At the moment, there seems to be something of a consensus that the ECB will hike by a quarter of a point at the next meeting. That is what ECB President Lagarde seems to be insisting on with her comments about inflation being “too high for too long”. It’s a phrase used by the hawkish side of the board, including Germany and The Netherlands. But there have been numerous dissenting voices of late, such as from Italy and Portugal.
 

Core over headline

The narrative competing with Lagarde is “we’ve gone most of the way” with regard to hikes. Members who espouse that line typically also say the ECB is too focused on core inflation. The headline rate is still higher than the core rate, thanks to higher energy and food costs in Europe. A good portion of that is due to factors beyond the control of monetary policy, such as the war in Ukraine and poor weather in Spain and Italy that has hurt crops.

The thing is, headline inflation is coming down faster than core, and is expected to keep falling while the core measure descends slowly. Meaning that not focusing so much on core (that is, moving away from the traditional way central banks look at inflation) means that the ECB can get away with not hiking as much.
 

What do the numbers say?

Tomorrow, Germany and France provide preliminary CPI measures, which generally set the tone for the market reaction. That’s because the final CPI figures for the whole of the Eurozone are typically in line with what the two largest countries report.

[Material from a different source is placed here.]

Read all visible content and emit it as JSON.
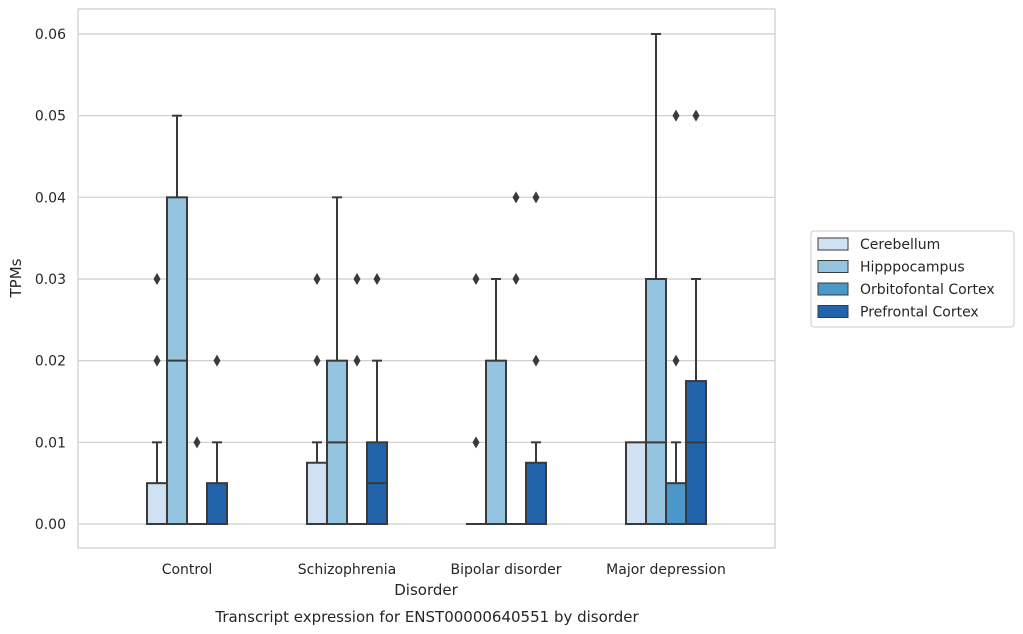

Of course, if there is a substantial deviation when the entire shared economy’s figure is reported, then there can be another market reaction.

First to report is France, where inflation is expected to come down to 5.7% compared to the 5.9% reported previously. France will also report its final Q1 GDP figure, and there could be some expectations around this release. That’s because Germany’s final revision was lower than expected, pushing the country into a technical recession. France’s Q4 GDP was flat, meaning that even if Q1 is revised lower to negative, it wouldn’t mean a recession – technically. But if the two largest countries are reporting negative growth, it could impact risk sentiment.
 

The bigger movers

Germany's May Preliminary CPI is next and is expected to decrease to 6.7% from 7.2% prior, with the monthly rate remaining steady at 0.4%.

On Thursday, the Eurozone reports its headline CPI, expected to decelerate to 6.5% from 7.0% prior. Still way above target, but moving strongly in the right direction would allow for debate on slowing down the rate of hiking. Eurozone core inflation is expected to have a much more modest deceleration to 5.4% from 5.6%, holding to the “sticky” narrative that worries some policymakers.